How to use SyncBatchNorm in nn.parallel.DistributedDataParallel with v1.1.0?

Could you please post a short code to introduce the instructions of it?
I have a machine with two GPUs, which means I want to use single process multi gpus.
I tried to use SyncBatchNorm, but failed, sadly like this …
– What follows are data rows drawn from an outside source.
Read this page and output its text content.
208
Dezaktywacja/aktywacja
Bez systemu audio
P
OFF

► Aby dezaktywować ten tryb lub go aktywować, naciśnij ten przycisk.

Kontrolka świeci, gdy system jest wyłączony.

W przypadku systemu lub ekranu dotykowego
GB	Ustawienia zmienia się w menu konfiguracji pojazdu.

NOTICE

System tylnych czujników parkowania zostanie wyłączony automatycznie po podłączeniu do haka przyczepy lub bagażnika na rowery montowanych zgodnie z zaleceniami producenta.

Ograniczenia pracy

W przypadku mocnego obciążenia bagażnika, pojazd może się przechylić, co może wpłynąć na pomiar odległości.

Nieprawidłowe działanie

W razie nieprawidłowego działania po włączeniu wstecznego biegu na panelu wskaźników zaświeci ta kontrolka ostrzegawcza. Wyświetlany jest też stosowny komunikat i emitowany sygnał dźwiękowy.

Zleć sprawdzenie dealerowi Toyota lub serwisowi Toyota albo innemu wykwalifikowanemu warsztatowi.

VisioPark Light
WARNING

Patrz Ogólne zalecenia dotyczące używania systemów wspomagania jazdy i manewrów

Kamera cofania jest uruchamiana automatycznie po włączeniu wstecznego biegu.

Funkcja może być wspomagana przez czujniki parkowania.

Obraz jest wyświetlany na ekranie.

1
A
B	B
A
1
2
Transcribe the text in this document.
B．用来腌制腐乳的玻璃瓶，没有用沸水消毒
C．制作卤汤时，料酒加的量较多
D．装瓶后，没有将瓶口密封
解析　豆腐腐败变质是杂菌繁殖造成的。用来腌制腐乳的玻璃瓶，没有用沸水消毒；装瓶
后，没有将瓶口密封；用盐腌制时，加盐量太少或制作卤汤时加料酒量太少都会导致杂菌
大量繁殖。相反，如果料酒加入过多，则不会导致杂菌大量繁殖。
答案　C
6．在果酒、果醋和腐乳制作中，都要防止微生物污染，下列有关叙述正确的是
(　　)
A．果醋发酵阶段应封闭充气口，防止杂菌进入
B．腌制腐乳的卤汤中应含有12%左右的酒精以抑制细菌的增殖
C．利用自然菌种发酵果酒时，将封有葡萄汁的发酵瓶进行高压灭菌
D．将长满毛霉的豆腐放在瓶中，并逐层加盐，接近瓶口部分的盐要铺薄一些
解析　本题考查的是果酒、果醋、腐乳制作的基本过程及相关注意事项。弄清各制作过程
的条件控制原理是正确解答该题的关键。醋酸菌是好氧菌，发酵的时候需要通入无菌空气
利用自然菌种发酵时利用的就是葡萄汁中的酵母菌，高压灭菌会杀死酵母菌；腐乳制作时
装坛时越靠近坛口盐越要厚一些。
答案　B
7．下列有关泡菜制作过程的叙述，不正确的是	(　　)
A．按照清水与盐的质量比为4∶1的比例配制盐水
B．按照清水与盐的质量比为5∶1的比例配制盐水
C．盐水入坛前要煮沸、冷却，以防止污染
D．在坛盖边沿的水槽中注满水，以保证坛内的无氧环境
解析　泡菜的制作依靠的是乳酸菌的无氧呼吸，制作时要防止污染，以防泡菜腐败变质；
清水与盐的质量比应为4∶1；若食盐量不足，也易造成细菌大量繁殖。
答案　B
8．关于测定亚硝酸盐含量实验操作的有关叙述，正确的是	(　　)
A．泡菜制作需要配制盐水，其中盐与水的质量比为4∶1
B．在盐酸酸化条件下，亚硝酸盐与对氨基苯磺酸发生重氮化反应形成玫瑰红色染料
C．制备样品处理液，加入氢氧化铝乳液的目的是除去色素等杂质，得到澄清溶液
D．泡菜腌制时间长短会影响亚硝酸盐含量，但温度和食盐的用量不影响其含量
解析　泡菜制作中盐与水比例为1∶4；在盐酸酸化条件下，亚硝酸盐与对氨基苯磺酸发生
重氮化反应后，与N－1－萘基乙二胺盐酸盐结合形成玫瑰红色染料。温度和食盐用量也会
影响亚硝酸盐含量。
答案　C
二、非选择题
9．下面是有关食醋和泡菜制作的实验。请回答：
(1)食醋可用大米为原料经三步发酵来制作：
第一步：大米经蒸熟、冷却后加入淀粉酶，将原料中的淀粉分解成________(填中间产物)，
It raise a “ValueError: SyncBatchNorm is only supported for DDP with single GPU per process”…!
But in docs of DDP, it says single-process multi-gpus.

import torch
import torch.nn as nn
class net(nn.Module):
    def __init__(self):
        super(net, self).__init__()
        self.convBlock = nn.Sequential(
            nn.Conv2d(3, 128, 3, 1, 1),
            nn.SyncBatchNorm(128),
            nn.ReLU(),
            nn.Conv2d(128, 512, 3, 1, 1),
            nn.SyncBatchNorm(512),
            nn.ReLU(),
            nn.Conv2d(512, 1, 3, 1, 1),
            nn.SyncBatchNorm(1),
            nn.ReLU()
        )
    def forward(self, x):
        x = self.convBlock(x)
        return x
torch.distributed.init_process_group(backend='nccl', init_method='tcp://127.0.0.1:12345', world_size=1, rank=0)

model = net().cuda()
model = nn.parallel.DistributedDataParallel(model, device_ids=[0, 1], output_device=0)
model = model
 optimizer = torch.optim.Adam(model.parameters())
mseloss = torch.nn.L1Loss()
for i in range(1000):
    x = torch.rand(10, 3, 224, 224)
    y = torch.rand(10, 1, 224, 224)
    x = x.cuda()
    y = y.cuda()
    out = model(x)
    optimizer.zero_grad()
    loss = mseloss(out, y)
    print(i, loss)
    loss.backward()
    optimizer.step()

This is expected.

While DDP supports using multiple GPUs from a single process, nn.SyncBatchNorm does not and requires you to use a single GPU per process. Also see the docs for torch.nn.SyncBatchNorm:

Currently SyncBatchNorm only supports DistributedDataParallel with single GPU per process. Use torch.nn.SyncBatchNorm.convert_sync_batchnorm() to convert BatchNorm layer to SyncBatchNorm before wrapping Network with DDP.

1 Like

I think this is worth fixing. Distributed data parallel uses a lot of CPU threads. This is okay for expensive servers used by industry, but a lot of us have a limited number of CPU cores at our disposal.